Penguin Speculative Fiction Special is a hardcover series of horror, science fiction, fantasy, and more published by Penguin Classics. Featuring custom endpapers, specially commissioned cover art, and introductions by scholars and notable figures, these collectible editions celebrate classics that invite us to ask, “What if?” and that, through bold imagination, alternative visions, and magical realms, transform our perception of our world.

  • Published: 14 October 2025
  • ISBN: 9780593513132
  • Imprint: Penguin Classics
  • Format: EBook
  • Pages: 192
Categories:

About the authors

John Polidori

John Polidori (1795–1821) was born in London to an Italian immigrant father and English mother. He studied medicine at Edinburgh University, graduated at the age of just nineteen, and in 1816 became physician to Lord Byron.

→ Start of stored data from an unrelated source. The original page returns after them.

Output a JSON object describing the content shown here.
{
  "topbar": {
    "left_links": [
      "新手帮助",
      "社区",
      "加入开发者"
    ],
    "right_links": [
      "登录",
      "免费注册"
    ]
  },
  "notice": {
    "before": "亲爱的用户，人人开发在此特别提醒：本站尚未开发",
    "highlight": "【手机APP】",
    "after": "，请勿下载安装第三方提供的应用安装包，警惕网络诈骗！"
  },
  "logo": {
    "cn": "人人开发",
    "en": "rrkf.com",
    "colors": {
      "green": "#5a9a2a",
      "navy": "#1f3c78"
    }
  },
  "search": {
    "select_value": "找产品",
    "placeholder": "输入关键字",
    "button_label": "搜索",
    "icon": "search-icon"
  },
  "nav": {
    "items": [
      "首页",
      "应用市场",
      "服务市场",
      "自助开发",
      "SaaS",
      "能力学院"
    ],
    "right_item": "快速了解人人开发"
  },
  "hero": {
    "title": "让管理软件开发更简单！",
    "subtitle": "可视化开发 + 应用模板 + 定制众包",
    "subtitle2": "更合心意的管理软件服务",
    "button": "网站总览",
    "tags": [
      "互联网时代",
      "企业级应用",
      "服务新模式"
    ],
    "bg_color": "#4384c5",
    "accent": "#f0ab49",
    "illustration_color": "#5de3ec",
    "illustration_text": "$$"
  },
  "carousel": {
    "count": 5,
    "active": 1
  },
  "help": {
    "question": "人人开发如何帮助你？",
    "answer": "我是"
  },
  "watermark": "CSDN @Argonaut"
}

He accompanied Byron on a tour through Europe, famously spending the summer at the Villa Diodati in Switzerland where they regularly met with the poet Percy Shelley, his partner Mary Godwin (later Shelley), and her half-sister Claire Clairmont. It was here that Mary Shelley’s novel Frankenstein was inspired, influenced in part by Polidori’s conversation and behavior—as recorded in Polidori’s diary. Although Polidori’s fractious relationship with Byron led them to part ways, they remained on cordial terms until the publication of Polidori’s tale ‘The Vampyre’ in 1819, which was willfully misattributed to Byron by the publisher Henry Colburn. Polidori was attempting to realize his literary ambitions by publishing ‘The Vampyre’, extracts from his diary, a volume of drama and poetry, and a novel begun at Diodati (Ernestus Berchthold; or, The Modern Œdipus). However, the controversy surrounding ‘The Vampyre’ sank his writing career and he published little else. He died by his own hand in 1821.